A fidelidade à causa dos trabalhadores exige de nós a mais alta devoção a nosso partido internacional. É claro que o partido também pode errar. Pelo esforço comum, vamos corrigir seus erros. Em suas fileiras podem adentrar elementos sem mérito. Pelo esforço comum, vamos os eliminar. Milhares de novos membros provavelmente vão entrar amanhã em suas fileiras sem a instrução necessária. Pelo esforço comum, vamos elevar seu nível revolucionário. Mas nunca vamos esquecer que nosso partido é agora a maior alavanca da história. Privados dessa alavanca, nenhum de nós tem significado. Com essa alavanca na mão, somos tudo, tudo, tudo!

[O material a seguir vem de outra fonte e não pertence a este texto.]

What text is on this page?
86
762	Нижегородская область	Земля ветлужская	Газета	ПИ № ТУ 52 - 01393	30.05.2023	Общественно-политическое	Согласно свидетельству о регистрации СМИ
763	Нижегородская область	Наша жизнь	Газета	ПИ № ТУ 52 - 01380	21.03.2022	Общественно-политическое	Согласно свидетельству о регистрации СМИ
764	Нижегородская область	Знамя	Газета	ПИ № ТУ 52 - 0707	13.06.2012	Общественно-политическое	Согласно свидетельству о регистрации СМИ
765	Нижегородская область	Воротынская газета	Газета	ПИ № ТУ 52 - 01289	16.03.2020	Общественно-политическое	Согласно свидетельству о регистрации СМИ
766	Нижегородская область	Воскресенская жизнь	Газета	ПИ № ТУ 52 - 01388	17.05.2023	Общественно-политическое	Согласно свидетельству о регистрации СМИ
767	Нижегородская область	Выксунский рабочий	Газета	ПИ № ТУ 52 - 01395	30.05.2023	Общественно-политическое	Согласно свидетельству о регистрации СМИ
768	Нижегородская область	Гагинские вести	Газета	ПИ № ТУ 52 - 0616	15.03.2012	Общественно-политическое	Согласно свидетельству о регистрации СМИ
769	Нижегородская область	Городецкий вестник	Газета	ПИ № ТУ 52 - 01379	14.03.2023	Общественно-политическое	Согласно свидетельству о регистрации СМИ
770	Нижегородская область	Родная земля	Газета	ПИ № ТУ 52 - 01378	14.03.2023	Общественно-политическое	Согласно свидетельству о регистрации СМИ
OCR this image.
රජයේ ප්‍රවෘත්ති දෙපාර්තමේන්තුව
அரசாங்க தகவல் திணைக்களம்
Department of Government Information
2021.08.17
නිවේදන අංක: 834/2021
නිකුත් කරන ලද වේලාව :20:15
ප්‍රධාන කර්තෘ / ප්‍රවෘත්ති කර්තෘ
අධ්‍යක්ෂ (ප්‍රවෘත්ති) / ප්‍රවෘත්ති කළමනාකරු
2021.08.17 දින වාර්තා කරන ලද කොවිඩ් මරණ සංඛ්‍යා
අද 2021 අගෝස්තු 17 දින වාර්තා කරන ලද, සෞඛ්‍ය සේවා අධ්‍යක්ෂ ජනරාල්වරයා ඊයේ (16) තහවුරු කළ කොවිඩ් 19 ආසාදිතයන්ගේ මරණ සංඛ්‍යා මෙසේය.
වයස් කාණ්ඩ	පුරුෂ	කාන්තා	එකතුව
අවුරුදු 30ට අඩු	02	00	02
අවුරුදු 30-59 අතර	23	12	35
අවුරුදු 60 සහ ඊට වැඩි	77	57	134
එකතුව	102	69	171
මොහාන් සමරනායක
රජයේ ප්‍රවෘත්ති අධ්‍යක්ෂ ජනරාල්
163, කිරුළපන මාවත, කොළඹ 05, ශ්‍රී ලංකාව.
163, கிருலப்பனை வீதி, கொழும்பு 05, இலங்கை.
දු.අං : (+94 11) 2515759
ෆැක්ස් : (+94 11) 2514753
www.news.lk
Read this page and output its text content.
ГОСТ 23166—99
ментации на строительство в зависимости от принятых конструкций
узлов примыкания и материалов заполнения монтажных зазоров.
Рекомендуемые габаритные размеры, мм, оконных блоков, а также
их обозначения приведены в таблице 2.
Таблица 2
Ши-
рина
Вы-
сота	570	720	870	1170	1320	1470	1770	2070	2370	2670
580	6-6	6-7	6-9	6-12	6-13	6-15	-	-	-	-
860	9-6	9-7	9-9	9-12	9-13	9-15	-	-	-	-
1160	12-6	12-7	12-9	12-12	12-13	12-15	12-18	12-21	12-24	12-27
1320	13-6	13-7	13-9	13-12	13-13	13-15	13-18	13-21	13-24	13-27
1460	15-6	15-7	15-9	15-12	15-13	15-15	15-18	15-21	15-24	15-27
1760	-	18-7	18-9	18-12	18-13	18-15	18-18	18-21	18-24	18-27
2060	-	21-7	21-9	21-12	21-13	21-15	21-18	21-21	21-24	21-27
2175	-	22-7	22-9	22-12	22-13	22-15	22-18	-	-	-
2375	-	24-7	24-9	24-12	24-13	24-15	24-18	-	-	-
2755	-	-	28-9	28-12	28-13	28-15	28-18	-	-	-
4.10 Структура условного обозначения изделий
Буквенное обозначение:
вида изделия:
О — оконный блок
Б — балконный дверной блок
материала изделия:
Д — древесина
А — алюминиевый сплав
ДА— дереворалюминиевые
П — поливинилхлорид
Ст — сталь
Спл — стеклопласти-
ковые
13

Não somos um partido como os outros. Não é à toa que a reação imperialista nos persegue loucamente, colada furiosamente em nossos calcanhares. Os assassinos a seu serviço são os agentes do bando bonapartista de Moscou. Nossa jovem Internacional já conhece muitas vítimas. Na URSS, se contam os milhares. Na Espanha, às dezenas. Em outros países, às unidades. Com gratidão e amor, recordamos todos eles nestes momentos. Eles continuam lutando em espírito em nossas fileiras.

Em sua obtusidade e cinismo, os carrascos pensam que é possível nos amedrontar. Estão errados! Enquanto apanhamos, mais fortes ficamos. A política bestial de Stalin é uma simples política de desespero. Pode-se matar soldados individuais de nosso exército, mas não os amedrontar. Amigos, e especialmente vocês, jovens amigos, vamos repetir novamente neste dia de comemoração: é impossível nos amedrontar.

Queridos camaradas, foram necessários dez anos pro bando do Kremlin estrangular o Partido Bolchevique e transformar o primeiro Estado Operário numa sinistra caricatura. Foram necessários dez anos pra 3.ª Internacional [Comintern] amassar na lama seu próprio programa e transformar a si mesma num cadáver fétido. Dez anos! Apenas dez anos! Permitam-me terminar com uma previsão: durante os próximos dez anos, o programa da 4.ª Internacional vai se tornar o guia de milhões, e esses milhões de revolucionários vão aprender a tomar a terra e o céu de assalto.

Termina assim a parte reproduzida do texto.